Dear Lower Back,
Please stop it, you're hurting me.
Seriously, whatever it is that's happening right now...wait, I know what's happening right now. I have a 20-week-old fetus in residence, and their head is resting against the top of my tailbone. That's according to my new, very sweet obstetrician, who I saw this week. She is a part of the practice who will be delivering the fetus-in-residence on June 27th, give or take.
Not that you care about any of that, Lower Back. All you care about is yourself. That's fine. You're selfish, I get it.
Listen, you know that I can't do anything about all the pain you're causing me. I know that, because you and I have talked about it before. Seriously, just this morning, when we were lying in bed together--remember, I was crying, I was asking you to just stop hurting me, because ohmigod, the pain...Okay. No, I didn't think you were listening at the time either, but I just wanted to let you know how I was feeling.
The very sweet obstetrician was just so nice that I kept almost forgetting that she was a doctor, and when she took a look with the ultrasound yesterday and saw 20-week-old-fetus butt, and that was about it...she hypothesized that the reason you're hurting me so freaking much is that there's a forehead pressed against my lower back. I understand, you know? It can't be all that comfortable to have a forehead pressed against you. I'm sure it's unpleasant for you.
I just...I don't know. I think you're being a little bit self-centered, is all. You know, we're stuck with each other for a little while, and the lease on my lady bits doesn't run out until June, so we're both stuck with the fetus, too. I think we all ought to learn to get along together. I've been talking to the fetus on your behalf; I know you're not great about talking about your feelings, so I just thought I would say something. I know it's not that fun to have a head pushed up against you. It's not a big head or anything, but still--it's a head where there usually isn't a head. I understand. Also, when I have another, more advanced ultrasound on Friday, I really want to find out whether it's a boy fetus or a girl fetus, and unless it moves around a little by Friday, we won't be able to see much of the determining factor. I'm just trying to think about all of us here, you know?

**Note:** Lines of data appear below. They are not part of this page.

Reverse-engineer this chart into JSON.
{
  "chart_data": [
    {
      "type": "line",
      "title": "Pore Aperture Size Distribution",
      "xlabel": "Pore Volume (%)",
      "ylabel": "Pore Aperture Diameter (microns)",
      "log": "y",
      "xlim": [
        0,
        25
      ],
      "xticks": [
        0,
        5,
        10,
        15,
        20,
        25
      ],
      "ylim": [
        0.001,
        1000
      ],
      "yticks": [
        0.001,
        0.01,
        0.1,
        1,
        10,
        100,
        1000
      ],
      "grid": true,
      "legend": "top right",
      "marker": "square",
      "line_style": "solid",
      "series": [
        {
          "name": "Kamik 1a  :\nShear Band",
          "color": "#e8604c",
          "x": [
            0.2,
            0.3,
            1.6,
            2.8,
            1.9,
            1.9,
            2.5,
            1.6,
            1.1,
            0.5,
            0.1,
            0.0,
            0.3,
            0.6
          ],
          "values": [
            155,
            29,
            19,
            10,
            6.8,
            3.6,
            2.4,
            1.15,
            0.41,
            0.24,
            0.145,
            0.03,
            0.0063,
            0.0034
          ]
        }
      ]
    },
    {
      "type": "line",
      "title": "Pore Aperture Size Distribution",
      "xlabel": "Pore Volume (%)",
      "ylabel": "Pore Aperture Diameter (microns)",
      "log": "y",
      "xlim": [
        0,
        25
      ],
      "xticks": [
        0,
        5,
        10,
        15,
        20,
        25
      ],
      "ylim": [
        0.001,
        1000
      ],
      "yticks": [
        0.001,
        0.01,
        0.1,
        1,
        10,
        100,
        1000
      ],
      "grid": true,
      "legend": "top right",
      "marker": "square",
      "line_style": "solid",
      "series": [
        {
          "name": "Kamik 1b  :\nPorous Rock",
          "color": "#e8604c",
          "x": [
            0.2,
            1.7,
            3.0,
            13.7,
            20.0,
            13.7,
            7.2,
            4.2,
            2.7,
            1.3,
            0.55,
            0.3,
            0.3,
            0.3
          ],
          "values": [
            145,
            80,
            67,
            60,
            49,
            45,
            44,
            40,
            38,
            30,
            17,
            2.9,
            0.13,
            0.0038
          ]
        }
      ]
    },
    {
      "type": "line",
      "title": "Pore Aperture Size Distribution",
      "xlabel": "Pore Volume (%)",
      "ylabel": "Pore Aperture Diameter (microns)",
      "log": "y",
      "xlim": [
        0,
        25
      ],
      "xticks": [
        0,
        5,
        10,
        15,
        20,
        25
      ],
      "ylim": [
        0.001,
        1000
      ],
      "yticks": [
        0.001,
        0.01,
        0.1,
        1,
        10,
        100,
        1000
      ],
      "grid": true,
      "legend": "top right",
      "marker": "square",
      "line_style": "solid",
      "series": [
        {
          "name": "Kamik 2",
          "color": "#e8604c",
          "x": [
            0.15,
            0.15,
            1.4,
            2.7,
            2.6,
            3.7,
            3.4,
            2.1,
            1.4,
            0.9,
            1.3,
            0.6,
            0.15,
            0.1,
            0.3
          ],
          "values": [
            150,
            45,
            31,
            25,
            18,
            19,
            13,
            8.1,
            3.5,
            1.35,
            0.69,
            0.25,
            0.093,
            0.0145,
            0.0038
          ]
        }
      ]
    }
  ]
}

It's just that the thing I'm not sure you're aware of is that when I would usually seek some sort of pain remedy in order to deal with the fact that you're really causing me a lot of pain right now, I no longer have that luxury. I guess it's bad for the fetus for me to take Aleve, or Motrin, or to inject pure Pakistani heroin directly into the sclera of my left eyeball. I don't know if you knew that was bad for the fetus...I mean, I'd heard, and I said something to you about it this morning, but I know it was early, and you really don't do mornings that well. I can take Tylenol, but, I mean, come on. My three year old can take Tylenol. What's that supposed to do to help me? I use the heating pad on you--I know you like that a lot, because when I do that, sometimes you leave me alone for, like, a whole hour--but I can't bring it to work, because I don't have anywhere to plug it in.
Listen, I really hate to be a nag. You don't want to listen to me whine for the next 20 weeks, do you? Could we work something out? Like, maybe I'll just write you this letter, and you'll stop hurting me, and we can both just move on from here? Try to get along and live together? I know we can--we've done so well together up to this point. But like I said, you're really hurting me. I just want you to stop. I'll forgive you, I promise--it'll all be water under the bridge. But I need you to really make an effort, show me that you want this as bad as I do. We're in it together now, Lower Back. I can't do this without you--and by this I mean, you know, walking around, or sitting, or standing, or pretty much anything--and I'm pretty sure you won't get far without me, so can we try to work it out? For the baby?